Come, quanto e quando possiamo fidarci di quello che fa l’AI?

La forza dell’intelligenza artificiale sta nella capacità di colmare alcuni gap che in modo naturale e inevitabile l’essere umano ha. Prima diventiamo consapevoli dei suoi punti di forza e impariamo a usarli a nostro vantaggio, meglio è. Si tratta di uno strumento a servizio della nostra competenza (che non deve mancare, ndr.)

Partiamo da un fatto che ormai considero assodato: non è vero che “se le lasciamo fare, le macchine ci sostituiranno”. Anzi, è proprio il contrario. Tecnologie come l’intelligenza artificiale generativa, nell’operatività di tutti i giorni, sono strumenti preziosi che non rimpiazzano le persone, ma le aiutano a lavorare in modo diverso. A volte migliorano ciò che facciamo, altre volte rendono semplicemente il nostro lavoro più efficiente.

E la loro forza – secondo me – sta proprio nella capacità di colmare alcuni gap che in modo naturale e inevitabile l’essere umano ha.

Prendiamo un esempio alla portata della vita lavorativa di tutti, le email.
L’AI non si limita a correggere eventuali errori grammaticali o a scegliere il tempo verbale corretto.

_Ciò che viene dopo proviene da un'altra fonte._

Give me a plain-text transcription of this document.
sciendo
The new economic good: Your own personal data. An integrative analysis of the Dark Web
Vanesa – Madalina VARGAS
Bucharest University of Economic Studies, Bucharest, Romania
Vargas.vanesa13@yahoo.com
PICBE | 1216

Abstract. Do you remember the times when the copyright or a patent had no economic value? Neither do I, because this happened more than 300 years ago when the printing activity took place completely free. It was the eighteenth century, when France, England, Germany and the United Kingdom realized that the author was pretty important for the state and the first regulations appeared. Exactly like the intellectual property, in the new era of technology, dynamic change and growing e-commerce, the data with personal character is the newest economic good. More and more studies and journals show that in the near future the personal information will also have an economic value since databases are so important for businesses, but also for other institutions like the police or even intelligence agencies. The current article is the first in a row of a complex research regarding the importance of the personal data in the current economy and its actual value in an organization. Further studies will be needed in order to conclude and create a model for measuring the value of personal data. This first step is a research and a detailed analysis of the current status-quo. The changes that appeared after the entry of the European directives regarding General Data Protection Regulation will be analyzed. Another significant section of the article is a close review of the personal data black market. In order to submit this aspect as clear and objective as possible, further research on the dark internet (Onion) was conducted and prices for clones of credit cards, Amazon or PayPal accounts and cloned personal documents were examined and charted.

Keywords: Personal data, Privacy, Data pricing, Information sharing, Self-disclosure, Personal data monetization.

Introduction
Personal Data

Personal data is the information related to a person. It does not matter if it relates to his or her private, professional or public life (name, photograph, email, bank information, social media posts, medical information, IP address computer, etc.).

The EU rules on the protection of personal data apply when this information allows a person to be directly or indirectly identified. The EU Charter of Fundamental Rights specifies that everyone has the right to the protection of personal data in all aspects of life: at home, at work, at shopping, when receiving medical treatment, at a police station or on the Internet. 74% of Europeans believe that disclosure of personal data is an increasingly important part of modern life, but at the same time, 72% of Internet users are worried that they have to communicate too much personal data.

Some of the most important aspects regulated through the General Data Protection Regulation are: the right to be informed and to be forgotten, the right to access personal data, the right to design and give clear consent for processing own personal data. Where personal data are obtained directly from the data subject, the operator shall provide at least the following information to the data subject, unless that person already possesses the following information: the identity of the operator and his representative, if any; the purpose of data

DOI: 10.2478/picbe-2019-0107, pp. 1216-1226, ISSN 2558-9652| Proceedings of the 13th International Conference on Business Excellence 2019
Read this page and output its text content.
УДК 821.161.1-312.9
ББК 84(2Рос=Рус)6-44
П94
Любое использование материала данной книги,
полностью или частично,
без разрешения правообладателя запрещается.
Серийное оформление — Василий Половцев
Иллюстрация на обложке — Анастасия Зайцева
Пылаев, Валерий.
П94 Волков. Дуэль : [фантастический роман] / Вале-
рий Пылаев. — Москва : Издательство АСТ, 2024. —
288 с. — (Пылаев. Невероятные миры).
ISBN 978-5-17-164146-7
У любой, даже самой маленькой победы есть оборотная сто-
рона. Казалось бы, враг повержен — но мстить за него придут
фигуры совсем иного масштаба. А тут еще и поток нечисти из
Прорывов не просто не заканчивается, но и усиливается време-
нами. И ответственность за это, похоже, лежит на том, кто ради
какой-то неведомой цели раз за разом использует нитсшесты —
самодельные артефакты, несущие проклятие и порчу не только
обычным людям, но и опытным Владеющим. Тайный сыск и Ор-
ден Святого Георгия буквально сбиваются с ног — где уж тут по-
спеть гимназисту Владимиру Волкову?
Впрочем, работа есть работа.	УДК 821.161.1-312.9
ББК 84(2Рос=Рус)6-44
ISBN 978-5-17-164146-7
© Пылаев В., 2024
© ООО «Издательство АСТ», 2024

È in grado di analizzare il periodo, di riorganizzare i concetti in modo logico e coerente, evitando di disperdersi in passaggi confusi. Non sostituisce quindi il pensiero umano, ma lo ordina, lo schematizza e lo rende più leggibile. Al punto che anche chi si considera già chiaro nell’esposizione, spesso scopre che i propri messaggi risultano troppo sintetici o poco strutturati.

Ecco, in casi come questi l’AI diventa un grande supporto. Sei sempre tu a scrivere la mail, e probabilmente impieghi anche lo stesso tempo, perché solo tu sai con precisione cosa chiedere a un fornitore e quali informazioni servono per ottenere la risposta che ti è utile. La differenza è che, nella maggior parte dei casi (non sempre, certo. Generalizzare non si può), la mail finale risulterà più efficace. Semplificherà il lavoro del tuo interlocutore che, con buona probabilità, avrà già tutti gli input necessari per fornirti esattamente la risposta di cui hai bisogno (cosa che, vi assicuro, non è affatto scontata).

Premesso questo, c’è poi un’altra

grande domanda che spesso ci si pone: quanto e quando possiamo fidarci di quello che fa l’AI?

Ecco, secondo me

la risposta migliore è un’altra domanda: quanto e quando possiamo fidarci di quello che fa la nostra mente?

Il nostro cervello è fatto di sinapsi, che creano connessioni e modelli. Ma non sempre ciò che ricordiamo o percepiamo è corretto. La macchina, invece, funziona diversamente: non dimentica. Non è soggetta a distrazioni, stanchezza o bias cognitivi. Se quel giorno sei distratto e dimentichi un dato, all’AI questo non accade. La sua memoria è imbattibile: ti dirà esattamente, per esempio, cosa hai acquistato, a quale prezzo e in quale data.

È come paragonare la corsa di un uomo a quella di un motorino: puoi correre veloce quanto vuoi, ma il motorino andrà sempre più veloce di te. Allo stesso modo, l’AI – come macchina – ha capacità (come memoria, elaborazione, organizzazione) che superano le nostre.
Detto ciò, anche se ci sono questi evidenti vantaggi, questo

non significa che dobbiamo fidarci ciecamente, ma che dobbiamo essere consapevoli dei suoi punti di forza e imparare a usarli consapevolmente a nostro vantaggio.

L’AI non dovrebbe sostituire l’umano, ma potenziarlo.

Pietro Asti

È Operation manager di MICROingranaggi con il compito di affiancare la direzione nella scelta e nella creazione di strumenti sempre più utili per i diversi ambiti operativi e gestionali.
Secondo Pietro un problema da risolvere non deve necessariamente essere evidente; può anche essere latente o non immediatamente visibile. Poi, una volta individuato cosa non va, occorre estrarre i dati e analizzarli per gettare le basi di un percorso volto al miglioramento.